We closed on a refinance 2 days ago, so I have one more day to cancel. My question concerns having one spouse's (vs. both) name in the mortgage: I didn’t really want both our names on the mortgage because I didn’t want for both of us to incur the debt obligation. The lender, of course, would love to have as many names to hold liable as possible. So anyway, the loan is in my name and because I’m a generous kind of guy, the deed remains in both our names. There are a few advantages to this approach (I think): - the spouse is removed for the home’s financial obligation, yet retains ownership for legal purposes - fewer obligations for the spouse equates to more credit to make additional purchases (she’d have a *zero* debt to income ratio) - if something unforeseen happens to either of our credit rating (identity theft maybe), the one of us would not bring down the credit of the other - if the case of divorce, having one name on a mortgage would simplify the asset negotiations (having both names in a loan would pretty much require a home sale or refinance to get the mortgage under one person) What are the disadvantages? This part I am afraid I have not really thought out. - if I die, then a refinance would be mandated unless the surviving spouse is able to assume the mortgage (subject to the lender approval) - what are other considerations and disadvantages?

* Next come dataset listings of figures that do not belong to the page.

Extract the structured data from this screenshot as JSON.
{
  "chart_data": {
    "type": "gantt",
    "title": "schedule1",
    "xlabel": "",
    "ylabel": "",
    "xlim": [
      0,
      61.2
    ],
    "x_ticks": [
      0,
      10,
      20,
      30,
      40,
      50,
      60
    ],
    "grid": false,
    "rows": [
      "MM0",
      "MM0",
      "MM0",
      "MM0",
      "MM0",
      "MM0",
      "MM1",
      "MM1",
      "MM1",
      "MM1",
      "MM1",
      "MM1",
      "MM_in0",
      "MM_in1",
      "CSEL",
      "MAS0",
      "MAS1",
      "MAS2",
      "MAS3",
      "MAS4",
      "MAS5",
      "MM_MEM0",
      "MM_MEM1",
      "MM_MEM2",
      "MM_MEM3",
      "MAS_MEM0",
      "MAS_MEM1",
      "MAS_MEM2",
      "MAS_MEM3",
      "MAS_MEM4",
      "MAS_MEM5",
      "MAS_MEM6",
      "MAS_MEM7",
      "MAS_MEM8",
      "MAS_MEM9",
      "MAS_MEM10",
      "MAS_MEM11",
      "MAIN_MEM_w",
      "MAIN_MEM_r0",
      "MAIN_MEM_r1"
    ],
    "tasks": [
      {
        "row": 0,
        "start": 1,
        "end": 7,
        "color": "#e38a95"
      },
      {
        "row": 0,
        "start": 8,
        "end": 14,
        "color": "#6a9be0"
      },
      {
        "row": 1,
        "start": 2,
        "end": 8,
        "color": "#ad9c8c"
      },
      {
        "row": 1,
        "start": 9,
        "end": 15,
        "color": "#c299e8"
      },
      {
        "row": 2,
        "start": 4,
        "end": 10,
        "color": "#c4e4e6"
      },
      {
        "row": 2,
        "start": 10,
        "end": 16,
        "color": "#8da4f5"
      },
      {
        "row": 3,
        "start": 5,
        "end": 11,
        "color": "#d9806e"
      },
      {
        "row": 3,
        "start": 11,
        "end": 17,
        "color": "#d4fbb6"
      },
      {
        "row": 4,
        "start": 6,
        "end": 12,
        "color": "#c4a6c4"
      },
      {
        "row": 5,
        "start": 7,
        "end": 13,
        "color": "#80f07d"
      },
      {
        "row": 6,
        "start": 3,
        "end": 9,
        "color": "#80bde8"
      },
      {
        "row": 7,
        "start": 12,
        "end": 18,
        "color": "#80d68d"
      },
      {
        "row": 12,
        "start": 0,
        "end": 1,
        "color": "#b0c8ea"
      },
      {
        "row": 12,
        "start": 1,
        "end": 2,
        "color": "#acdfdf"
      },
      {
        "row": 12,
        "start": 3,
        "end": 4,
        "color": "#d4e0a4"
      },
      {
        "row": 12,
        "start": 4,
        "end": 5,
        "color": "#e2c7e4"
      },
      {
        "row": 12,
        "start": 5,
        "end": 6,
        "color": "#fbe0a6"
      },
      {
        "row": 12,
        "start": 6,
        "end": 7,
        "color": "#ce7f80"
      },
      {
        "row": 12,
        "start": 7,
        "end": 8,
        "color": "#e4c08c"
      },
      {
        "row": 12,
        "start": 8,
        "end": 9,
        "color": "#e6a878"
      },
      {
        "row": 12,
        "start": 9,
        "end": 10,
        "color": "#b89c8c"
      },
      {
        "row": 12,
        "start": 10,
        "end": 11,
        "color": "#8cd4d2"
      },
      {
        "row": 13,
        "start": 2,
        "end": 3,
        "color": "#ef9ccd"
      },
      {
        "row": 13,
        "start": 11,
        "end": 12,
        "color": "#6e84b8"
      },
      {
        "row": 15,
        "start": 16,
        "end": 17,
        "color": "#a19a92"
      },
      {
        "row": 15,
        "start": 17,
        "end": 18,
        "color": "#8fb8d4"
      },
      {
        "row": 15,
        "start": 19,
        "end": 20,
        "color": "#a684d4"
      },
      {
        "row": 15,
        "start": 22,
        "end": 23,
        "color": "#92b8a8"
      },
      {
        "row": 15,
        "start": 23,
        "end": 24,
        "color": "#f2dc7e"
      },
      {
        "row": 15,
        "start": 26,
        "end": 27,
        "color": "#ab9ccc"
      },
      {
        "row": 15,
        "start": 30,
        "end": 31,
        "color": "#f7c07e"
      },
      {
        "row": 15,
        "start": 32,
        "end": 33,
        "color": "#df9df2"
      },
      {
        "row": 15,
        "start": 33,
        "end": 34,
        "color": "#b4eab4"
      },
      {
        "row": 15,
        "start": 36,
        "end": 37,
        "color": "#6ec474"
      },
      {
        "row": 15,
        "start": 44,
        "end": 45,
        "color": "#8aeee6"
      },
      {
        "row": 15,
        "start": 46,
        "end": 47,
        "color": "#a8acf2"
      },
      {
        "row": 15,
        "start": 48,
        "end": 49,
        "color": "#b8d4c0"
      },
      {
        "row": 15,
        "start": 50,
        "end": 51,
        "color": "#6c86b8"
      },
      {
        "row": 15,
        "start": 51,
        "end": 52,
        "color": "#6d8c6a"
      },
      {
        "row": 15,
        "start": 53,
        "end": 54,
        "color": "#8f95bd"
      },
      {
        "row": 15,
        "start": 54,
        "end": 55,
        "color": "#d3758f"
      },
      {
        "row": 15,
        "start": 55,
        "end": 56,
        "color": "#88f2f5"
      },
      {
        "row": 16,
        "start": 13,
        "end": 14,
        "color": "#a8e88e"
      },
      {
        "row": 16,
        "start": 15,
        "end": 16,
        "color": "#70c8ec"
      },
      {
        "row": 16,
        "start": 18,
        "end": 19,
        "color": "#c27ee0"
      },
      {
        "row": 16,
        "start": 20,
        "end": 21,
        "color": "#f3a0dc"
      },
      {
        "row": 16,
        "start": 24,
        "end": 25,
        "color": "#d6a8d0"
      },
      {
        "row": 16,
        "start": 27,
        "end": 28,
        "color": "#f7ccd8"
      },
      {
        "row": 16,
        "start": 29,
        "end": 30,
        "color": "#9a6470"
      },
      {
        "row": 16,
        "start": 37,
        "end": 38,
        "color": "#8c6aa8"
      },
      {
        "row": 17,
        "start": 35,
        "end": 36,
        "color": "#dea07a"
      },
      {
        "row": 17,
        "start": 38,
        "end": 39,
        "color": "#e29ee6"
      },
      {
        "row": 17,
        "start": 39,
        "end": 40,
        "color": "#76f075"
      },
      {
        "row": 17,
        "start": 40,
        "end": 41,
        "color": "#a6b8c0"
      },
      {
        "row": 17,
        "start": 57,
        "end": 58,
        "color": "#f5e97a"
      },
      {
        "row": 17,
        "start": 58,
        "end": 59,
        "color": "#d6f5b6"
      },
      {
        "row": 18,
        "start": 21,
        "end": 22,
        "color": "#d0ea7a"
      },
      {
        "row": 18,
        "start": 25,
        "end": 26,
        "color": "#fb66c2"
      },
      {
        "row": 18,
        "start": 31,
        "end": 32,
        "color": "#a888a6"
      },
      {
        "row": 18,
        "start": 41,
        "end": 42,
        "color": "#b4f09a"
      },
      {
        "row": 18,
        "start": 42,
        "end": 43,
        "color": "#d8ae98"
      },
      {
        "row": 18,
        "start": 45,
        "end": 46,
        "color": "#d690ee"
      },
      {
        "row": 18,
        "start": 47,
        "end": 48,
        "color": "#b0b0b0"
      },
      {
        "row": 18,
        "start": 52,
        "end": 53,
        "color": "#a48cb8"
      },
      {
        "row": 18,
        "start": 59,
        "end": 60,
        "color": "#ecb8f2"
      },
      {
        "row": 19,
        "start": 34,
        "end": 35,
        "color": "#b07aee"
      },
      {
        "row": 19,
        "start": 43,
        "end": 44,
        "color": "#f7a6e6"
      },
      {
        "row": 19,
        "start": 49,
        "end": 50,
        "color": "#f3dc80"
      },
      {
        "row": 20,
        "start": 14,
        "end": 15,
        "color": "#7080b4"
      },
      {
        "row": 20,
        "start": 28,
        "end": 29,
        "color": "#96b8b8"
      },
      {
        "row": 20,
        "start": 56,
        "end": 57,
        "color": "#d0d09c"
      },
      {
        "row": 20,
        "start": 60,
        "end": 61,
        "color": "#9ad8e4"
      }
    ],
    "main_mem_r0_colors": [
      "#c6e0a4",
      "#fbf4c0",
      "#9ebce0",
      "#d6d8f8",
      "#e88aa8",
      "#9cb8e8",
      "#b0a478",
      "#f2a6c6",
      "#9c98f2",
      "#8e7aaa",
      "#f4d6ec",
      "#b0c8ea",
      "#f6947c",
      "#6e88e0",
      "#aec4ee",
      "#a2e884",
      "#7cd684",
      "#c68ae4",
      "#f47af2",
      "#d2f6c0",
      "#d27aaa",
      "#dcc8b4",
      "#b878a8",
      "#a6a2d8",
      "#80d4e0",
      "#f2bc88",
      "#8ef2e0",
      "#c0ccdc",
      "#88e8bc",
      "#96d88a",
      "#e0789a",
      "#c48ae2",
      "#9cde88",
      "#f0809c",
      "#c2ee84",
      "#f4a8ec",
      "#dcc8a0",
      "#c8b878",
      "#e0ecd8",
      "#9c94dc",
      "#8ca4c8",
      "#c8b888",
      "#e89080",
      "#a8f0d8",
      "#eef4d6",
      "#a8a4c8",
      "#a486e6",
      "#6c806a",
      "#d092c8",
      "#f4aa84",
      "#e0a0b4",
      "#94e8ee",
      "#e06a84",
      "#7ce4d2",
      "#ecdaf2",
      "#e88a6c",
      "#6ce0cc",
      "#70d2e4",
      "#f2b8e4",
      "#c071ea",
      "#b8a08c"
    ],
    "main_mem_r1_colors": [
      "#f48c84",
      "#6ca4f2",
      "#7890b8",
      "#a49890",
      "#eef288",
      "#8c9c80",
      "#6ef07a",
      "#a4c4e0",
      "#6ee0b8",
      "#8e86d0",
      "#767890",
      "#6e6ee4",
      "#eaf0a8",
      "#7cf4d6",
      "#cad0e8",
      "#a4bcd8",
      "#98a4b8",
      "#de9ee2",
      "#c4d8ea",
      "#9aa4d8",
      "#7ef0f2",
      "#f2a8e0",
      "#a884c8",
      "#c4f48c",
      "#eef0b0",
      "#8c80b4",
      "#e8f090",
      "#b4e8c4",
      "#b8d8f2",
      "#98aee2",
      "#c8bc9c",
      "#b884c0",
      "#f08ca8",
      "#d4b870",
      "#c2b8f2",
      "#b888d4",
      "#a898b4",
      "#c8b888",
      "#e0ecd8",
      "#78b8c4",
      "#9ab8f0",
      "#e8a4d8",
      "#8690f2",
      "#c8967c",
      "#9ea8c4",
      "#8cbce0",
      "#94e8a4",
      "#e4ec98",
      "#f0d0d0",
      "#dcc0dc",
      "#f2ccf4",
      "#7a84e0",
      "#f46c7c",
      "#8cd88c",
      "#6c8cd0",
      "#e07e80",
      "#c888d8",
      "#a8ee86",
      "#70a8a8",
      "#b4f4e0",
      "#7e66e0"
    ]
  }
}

I agree with your analysis of the pros and cons of putting one name on a mortgage. In general, if a couple qualifies for a mortgage with only one person, the couple will have much more flexibility when dealing with unforeseen financial setbacks or divorce. The language I use to express it is this: Make one spouse a financial and credit history life boat. If a couple's financial world is turned upside down one spouse will have a strong credit history to rely on. As you mentioned, if there is a divorce usually one person will want the marital residence. If both names are on the mortgage, there is a 100% chance of a refinance or sale to split the asset. If one name is one the home there is a 50% chance of a refinance.
You asked for other considerations and disadvantages.
1) You mentioned you live in Colorado, which is a common law state regarding marital property. Readers in the 10 community property states may have a more complicated analysis.
2) Consider life insurance for both spouses with a benefit that is greater than the balance of the mortgage. In the event of one spouse's death, the surviving spouse will have cash available to retire the debt completely or pay down a substantial amount of the balance to refinance at a fraction of the property's value.
3) Put the property title in a living trust. Upon the death of a spouse, the property's ownership will pass to the beneficiary without going through the probate process. This can save the surviving spouse a large amount in taxes. However, the tax benefit varies by each situation and state law. Therefore, consult with an attorney experienced in estate planning to discuss putting the property in a trust.
4) Both spouses should get wills or update their wills if their circumstances have changed since their wills were written. Clarify the disposition of the residence if the property is not in a trust.
I agree with your plan to refinance with one spouse on the mortgage. Your work is not complete, however. As I mentioned, consult with an attorney with estate planning experience to put a more complete plan in place for handling your assets.
I hope this information helps you Find. Learn & Save.